Women’s 20 k Freestyle Pursuit
In this recently-arrived age of World Cup distance equality, the women—like the men—raced six laps of a 3.3 kilometer course. Temperatures in Oberstdof continued to rise throughout the day, with thermometers hovering around 48 degrees by the time the Women’s 20 k Freestyle Pursuit began. Staged a few hours after the Men’s Pursuit race, the Women’s 20 k Pursuit developed into a harder-hitting affair. Racers in the women’s field raced like they had more to protect today . . . with a small chase group forming in pursuit of early leader, Karlsson. Karlsson, herself, appeared indecisive in the early kilometers: she seemed to question whether or not to drive her advantage, or to wait for the chasers? Unlike Klaebo (who won the day’s men’s pursuit by waiting for chasers, and sprinting at the end), Karlsson is not a dominant field-sprinter, so if she allowed the chasers to catch her, she’d be likely to surrender the race win (along with her time-advantage in the overall). Her choice was not an easy one . . . but if the chase group grew no larger than three racers, Karlsson knew she might have a chance to hold them off. After two kilometers of ambivalent pacing, Karlsson seemed to decide to forge ahead, and to test her own limits against the 20 k distance.

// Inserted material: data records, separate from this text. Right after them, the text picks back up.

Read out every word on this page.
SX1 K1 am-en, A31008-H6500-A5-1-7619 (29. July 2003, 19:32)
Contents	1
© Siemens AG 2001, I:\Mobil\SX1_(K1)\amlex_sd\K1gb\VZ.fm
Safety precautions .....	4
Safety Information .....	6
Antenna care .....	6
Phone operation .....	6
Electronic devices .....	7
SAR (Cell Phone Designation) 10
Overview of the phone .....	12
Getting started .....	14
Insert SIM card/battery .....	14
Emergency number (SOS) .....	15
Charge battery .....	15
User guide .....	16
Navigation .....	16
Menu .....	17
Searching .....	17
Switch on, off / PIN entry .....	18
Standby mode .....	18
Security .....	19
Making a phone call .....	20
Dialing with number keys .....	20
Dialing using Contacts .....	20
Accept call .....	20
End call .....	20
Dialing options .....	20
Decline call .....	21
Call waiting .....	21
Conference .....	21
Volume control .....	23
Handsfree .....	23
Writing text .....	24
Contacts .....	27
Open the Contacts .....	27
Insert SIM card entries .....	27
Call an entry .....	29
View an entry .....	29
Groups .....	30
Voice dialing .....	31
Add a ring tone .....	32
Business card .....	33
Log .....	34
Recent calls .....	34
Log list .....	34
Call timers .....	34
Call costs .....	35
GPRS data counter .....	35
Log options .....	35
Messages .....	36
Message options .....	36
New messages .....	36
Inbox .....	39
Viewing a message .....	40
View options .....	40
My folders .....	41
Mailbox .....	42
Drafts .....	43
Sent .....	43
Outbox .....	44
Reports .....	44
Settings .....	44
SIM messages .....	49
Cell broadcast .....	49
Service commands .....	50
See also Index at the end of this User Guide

While Karlsson entered the Pursuit with a 20 second lead in the overall standings, the story of the day may have been Jessie Diggins and her American teammates. Diggins and Kern moved steadily up through their group, with Diggins having made up 20 spots by the end of the second lap. As Kern faded, Diggins drove toward the chase group (leading with Patricia Eiduka (LAT), and Lotta Udnes Weng (NOR). Together, they caught on to the Brennan/Urevec/Hennig group at 14 k, forming a group of eleven that continued in pursuit of the leaders.

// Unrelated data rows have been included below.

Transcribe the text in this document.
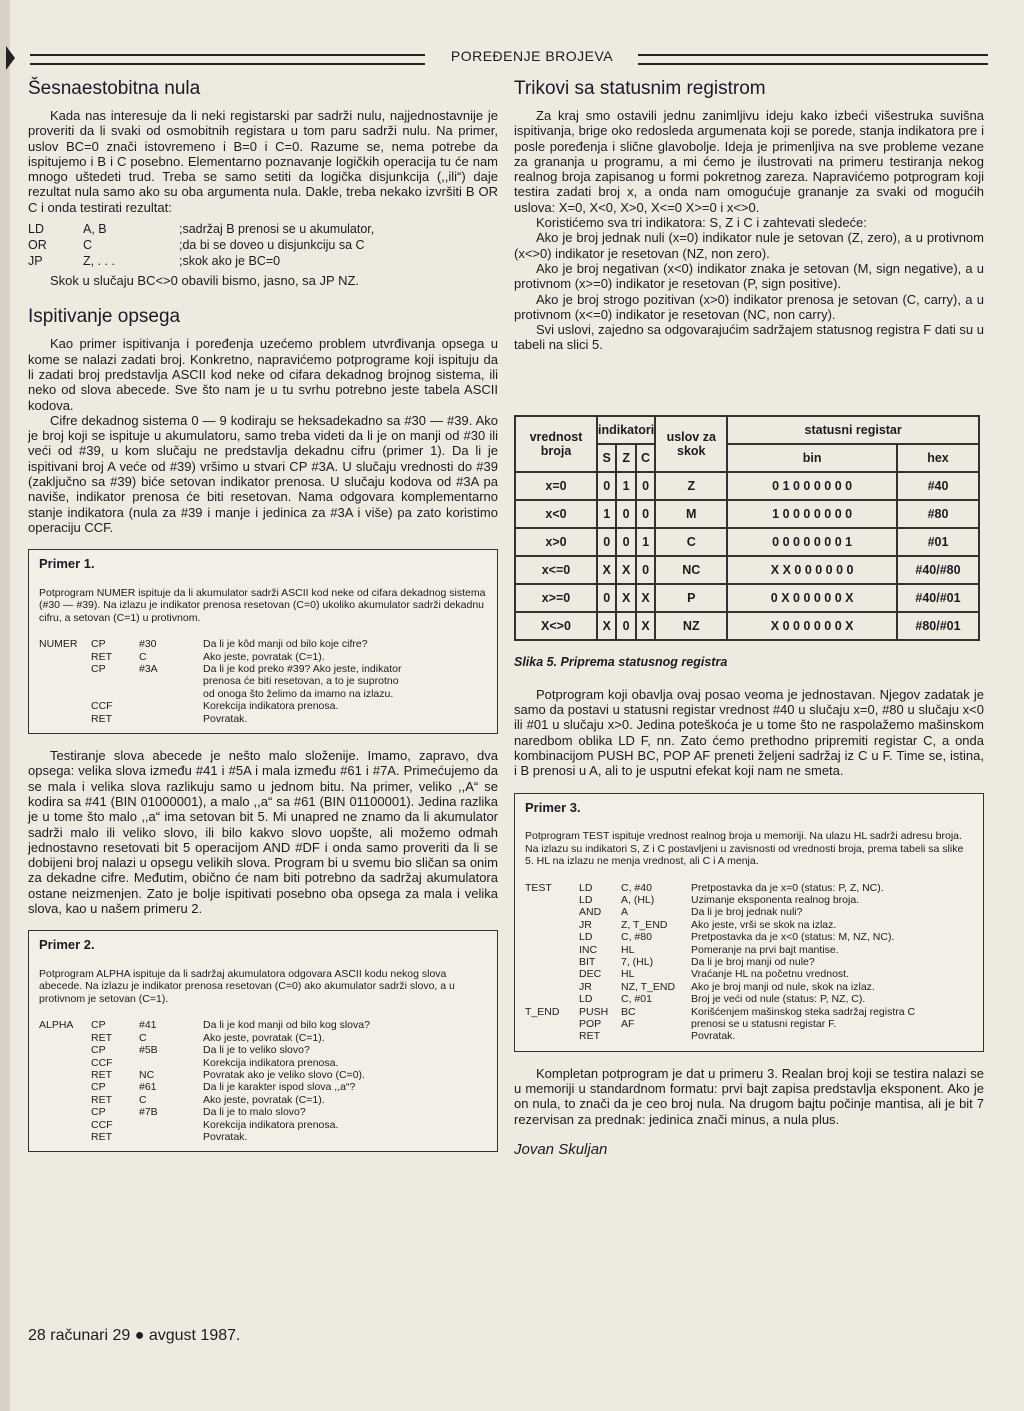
POREĐENJE BROJEVA
Šesnaestobitna nula

Kada nas interesuje da li neki registarski par sadrži nulu, najjednostavnije je proveriti da li svaki od osmobitnih registara u tom paru sadrži nulu. Na primer, uslov BC=0 znači istovremeno i B=0 i C=0. Razume se, nema potrebe da ispitujemo i B i C posebno. Elementarno poznavanje logičkih operacija tu će nam mnogo uštedeti trud. Treba se samo setiti da logička disjunkcija (,,ili“) daje rezultat nula samo ako su oba argumenta nula. Dakle, treba nekako izvršiti B OR C i onda testirati rezultat:

LD	A, B	;sadržaj B prenosi se u akumulator,
OR	C	;da bi se doveo u disjunkciju sa C
JP	Z, . . .	;skok ako je BC=0

Skok u slučaju BC<>0 obavili bismo, jasno, sa JP NZ.

Ispitivanje opsega

Kao primer ispitivanja i poređenja uzećemo problem utvrđivanja opsega u kome se nalazi zadati broj. Konkretno, napravićemo potprograme koji ispituju da li zadati broj predstavlja ASCII kod neke od cifara dekadnog brojnog sistema, ili neko od slova abecede. Sve što nam je u tu svrhu potrebno jeste tabela ASCII kodova.

Cifre dekadnog sistema 0 — 9 kodiraju se heksadekadno sa #30 — #39. Ako je broj koji se ispituje u akumulatoru, samo treba videti da li je on manji od #30 ili veći od #39, u kom slučaju ne predstavlja dekadnu cifru (primer 1). Da li je ispitivani broj A veće od #39) vršimo u stvari CP #3A. U slučaju vrednosti do #39 (zaključno sa #39) biće setovan indikator prenosa. U slučaju kodova od #3A pa naviše, indikator prenosa će biti resetovan. Nama odgovara komplementarno stanje indikatora (nula za #39 i manje i jedinica za #3A i više) pa zato koristimo operaciju CCF.

Primer 1.
Potprogram NUMER ispituje da li akumulator sadrži ASCII kod neke od cifara dekadnog sistema (#30 — #39). Na izlazu je indikator prenosa resetovan (C=0) ukoliko akumulator sadrži dekadnu cifru, a setovan (C=1) u protivnom.
NUMER	CP	#30	Da li je kôd manji od bilo koje cifre?
	RET	C	Ako jeste, povratak (C=1).
	CP	#3A	Da li je kod preko #39? Ako jeste, indikator
			prenosa će biti resetovan, a to je suprotno
			od onoga što želimo da imamo na izlazu.
	CCF		Korekcija indikatora prenosa.
	RET		Povratak.

Testiranje slova abecede je nešto malo složenije. Imamo, zapravo, dva opsega: velika slova između #41 i #5A i mala između #61 i #7A. Primećujemo da se mala i velika slova razlikuju samo u jednom bitu. Na primer, veliko ,,A“ se kodira sa #41 (BIN 01000001), a malo ,,a“ sa #61 (BIN 01100001). Jedina razlika je u tome što malo ,,a“ ima setovan bit 5. Mi unapred ne znamo da li akumulator sadrži malo ili veliko slovo, ili bilo kakvo slovo uopšte, ali možemo odmah jednostavno resetovati bit 5 operacijom AND #DF i onda samo proveriti da li se dobijeni broj nalazi u opsegu velikih slova. Program bi u svemu bio sličan sa onim za dekadne cifre. Međutim, obično će nam biti potrebno da sadržaj akumulatora ostane neizmenjen. Zato je bolje ispitivati posebno oba opsega za mala i velika slova, kao u našem primeru 2.

Primer 2.
Potprogram ALPHA ispituje da li sadržaj akumulatora odgovara ASCII kodu nekog slova abecede. Na izlazu je indikator prenosa resetovan (C=0) ako akumulator sadrži slovo, a u protivnom je setovan (C=1).
ALPHA	CP	#41	Da li je kod manji od bilo kog slova?
	RET	C	Ako jeste, povratak (C=1).
	CP	#5B	Da li je to veliko slovo?
	CCF		Korekcija indikatora prenosa.
	RET	NC	Povratak ako je veliko slovo (C=0).
	CP	#61	Da li je karakter ispod slova ,,a“?
	RET	C	Ako jeste, povratak (C=1).
	CP	#7B	Da li je to malo slovo?
	CCF		Korekcija indikatora prenosa.
	RET		Povratak.
Trikovi sa statusnim registrom

Za kraj smo ostavili jednu zanimljivu ideju kako izbeći višestruka suvišna ispitivanja, brige oko redosleda argumenata koji se porede, stanja indikatora pre i posle poređenja i slične glavobolje. Ideja je primenljiva na sve probleme vezane za grananja u programu, a mi ćemo je ilustrovati na primeru testiranja nekog realnog broja zapisanog u formi pokretnog zareza. Napravićemo potprogram koji testira zadati broj x, a onda nam omogućuje grananje za svaki od mogućih uslova: X=0, X<0, X>0, X<=0 X>=0 i x<>0.

Koristićemo sva tri indikatora: S, Z i C i zahtevati sledeće:

Ako je broj jednak nuli (x=0) indikator nule je setovan (Z, zero), a u protivnom (x<>0) indikator je resetovan (NZ, non zero).

Ako je broj negativan (x<0) indikator znaka je setovan (M, sign negative), a u protivnom (x>=0) indikator je resetovan (P, sign positive).

Ako je broj strogo pozitivan (x>0) indikator prenosa je setovan (C, carry), a u protivnom (x<=0) indikator je resetovan (NC, non carry).

Svi uslovi, zajedno sa odgovarajućim sadržajem statusnog registra F dati su u tabeli na slici 5.

vrednost broja	indikatori			uslov za skok	statusni registar	
	S	Z	C		bin	hex
x=0	0	1	0	Z	0 1 0 0 0 0 0 0	#40
x<0	1	0	0	M	1 0 0 0 0 0 0 0	#80
x>0	0	0	1	C	0 0 0 0 0 0 0 1	#01
x<=0	X	X	0	NC	X X 0 0 0 0 0 0	#40/#80
x>=0	0	X	X	P	0 X 0 0 0 0 0 X	#40/#01
X<>0	X	0	X	NZ	X 0 0 0 0 0 0 X	#80/#01
Slika 5. Priprema statusnog registra

Potprogram koji obavlja ovaj posao veoma je jednostavan. Njegov zadatak je samo da postavi u statusni registar vrednost #40 u slučaju x=0, #80 u slučaju x<0 ili #01 u slučaju x>0. Jedina poteškoća je u tome što ne raspolažemo mašinskom naredbom oblika LD F, nn. Zato ćemo prethodno pripremiti registar C, a onda kombinacijom PUSH BC, POP AF preneti željeni sadržaj iz C u F. Time se, istina, i B prenosi u A, ali to je usputni efekat koji nam ne smeta.

Primer 3.
Potprogram TEST ispituje vrednost realnog broja u memoriji. Na ulazu HL sadrži adresu broja. Na izlazu su indikatori S, Z i C postavljeni u zavisnosti od vrednosti broja, prema tabeli sa slike 5. HL na izlazu ne menja vrednost, ali C i A menja.
TEST	LD	C, #40	Pretpostavka da je x=0 (status: P, Z, NC).
	LD	A, (HL)	Uzimanje eksponenta realnog broja.
	AND	A	Da li je broj jednak nuli?
	JR	Z, T_END	Ako jeste, vrši se skok na izlaz.
	LD	C, #80	Pretpostavka da je x<0 (status: M, NZ, NC).
	INC	HL	Pomeranje na prvi bajt mantise.
	BIT	7, (HL)	Da li je broj manji od nule?
	DEC	HL	Vraćanje HL na početnu vrednost.
	JR	NZ, T_END	Ako je broj manji od nule, skok na izlaz.
	LD	C, #01	Broj je veći od nule (status: P, NZ, C).
T_END	PUSH	BC	Korišćenjem mašinskog steka sadržaj registra C
	POP	AF	prenosi se u statusni registar F.
	RET		Povratak.

Kompletan potprogram je dat u primeru 3. Realan broj koji se testira nalazi se u memoriji u standardnom formatu: prvi bajt zapisa predstavlja eksponent. Ako je on nula, to znači da je ceo broj nula. Na drugom bajtu počinje mantisa, ali je bit 7 rezervisan za prednak: jedinica znači minus, a nula plus.

Jovan Skuljan
28 računari 29 ● avgust 1987.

At seven kilometers, Karlsson was caught by the chasers (Parmakoski, T. Weng, and Anne Kjersti Kalvaa), perhaps a cause for concern that she had used too much energy in attempting to hold them off. This group of four stayed together through the halfway mark with Parmakoski doing most of the pace making, and Kalvaa seeming vulnerable at the rear. With a minute lead over the chase group, they were in no danger of being caught, though their pace proved too hot for Kalvaa who was dropped at 11 kilometers. One kilometer later, Parmakoski (with Karlsson in tow) dropped T. Weng, and the lead group was reduced to two. They proceeded to open a considerable gap over the next few kilometers—ten seconds, twenty, forty, sixty. The race at the front would only involve Karlsson and Parmakoski.

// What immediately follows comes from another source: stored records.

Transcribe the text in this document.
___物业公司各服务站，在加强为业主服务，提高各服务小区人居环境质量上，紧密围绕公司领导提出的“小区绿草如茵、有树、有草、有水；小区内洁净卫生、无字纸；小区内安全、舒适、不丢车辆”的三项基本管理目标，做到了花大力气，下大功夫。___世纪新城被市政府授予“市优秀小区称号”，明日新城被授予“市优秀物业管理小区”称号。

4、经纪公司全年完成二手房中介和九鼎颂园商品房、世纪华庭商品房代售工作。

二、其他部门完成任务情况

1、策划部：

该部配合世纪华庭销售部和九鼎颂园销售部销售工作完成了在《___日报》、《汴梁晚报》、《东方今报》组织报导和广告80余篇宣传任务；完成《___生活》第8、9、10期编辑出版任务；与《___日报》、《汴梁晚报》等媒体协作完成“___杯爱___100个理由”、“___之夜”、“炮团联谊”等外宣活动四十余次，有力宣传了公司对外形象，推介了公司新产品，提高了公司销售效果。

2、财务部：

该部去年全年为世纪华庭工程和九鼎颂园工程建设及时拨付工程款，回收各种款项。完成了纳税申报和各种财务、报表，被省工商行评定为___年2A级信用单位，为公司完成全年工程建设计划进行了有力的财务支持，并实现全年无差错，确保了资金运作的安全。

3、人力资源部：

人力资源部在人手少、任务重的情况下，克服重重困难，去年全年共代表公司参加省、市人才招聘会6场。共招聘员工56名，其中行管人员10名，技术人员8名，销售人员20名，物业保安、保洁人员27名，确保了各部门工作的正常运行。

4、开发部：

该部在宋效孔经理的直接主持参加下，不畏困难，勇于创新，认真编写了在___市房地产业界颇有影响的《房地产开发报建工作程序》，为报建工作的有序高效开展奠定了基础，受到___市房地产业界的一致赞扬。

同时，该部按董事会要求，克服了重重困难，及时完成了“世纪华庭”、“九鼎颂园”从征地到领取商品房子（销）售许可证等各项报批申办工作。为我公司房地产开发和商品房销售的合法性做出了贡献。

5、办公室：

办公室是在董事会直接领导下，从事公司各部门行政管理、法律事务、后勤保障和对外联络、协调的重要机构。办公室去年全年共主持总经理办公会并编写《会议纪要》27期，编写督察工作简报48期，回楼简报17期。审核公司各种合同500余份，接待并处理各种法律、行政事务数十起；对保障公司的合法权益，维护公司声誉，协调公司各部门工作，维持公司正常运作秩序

Karlsson made her move up the final big climb, opening an 11 second gap over Parmakoski at the 18.6 kilometer mark. That would be enough for Karlsson to claim the win. Parmakoski crossed the line soon after for second. Behind them, Kalvaa and T. Weng tangled as Kalvaa put a pole between her own skis, but they were not slowed enough to allow the larger chase group to catch them. Kalvaa led up the final uphill near the stadium, but T. Weng was able to slingshot past her on the downhill to capture third.
Karlsson’s win in the Freestyle Pursuit extended her lead in the overall Tour De Ski standings, though Karlsson, T. Weng, Kalvaa, and Niskanen, all sit within 40 seconds of each other. With three stages remaining, much is still left to be decided, including a daunting climb up the Alpe de Cermis in Val di Fiemme, Italy.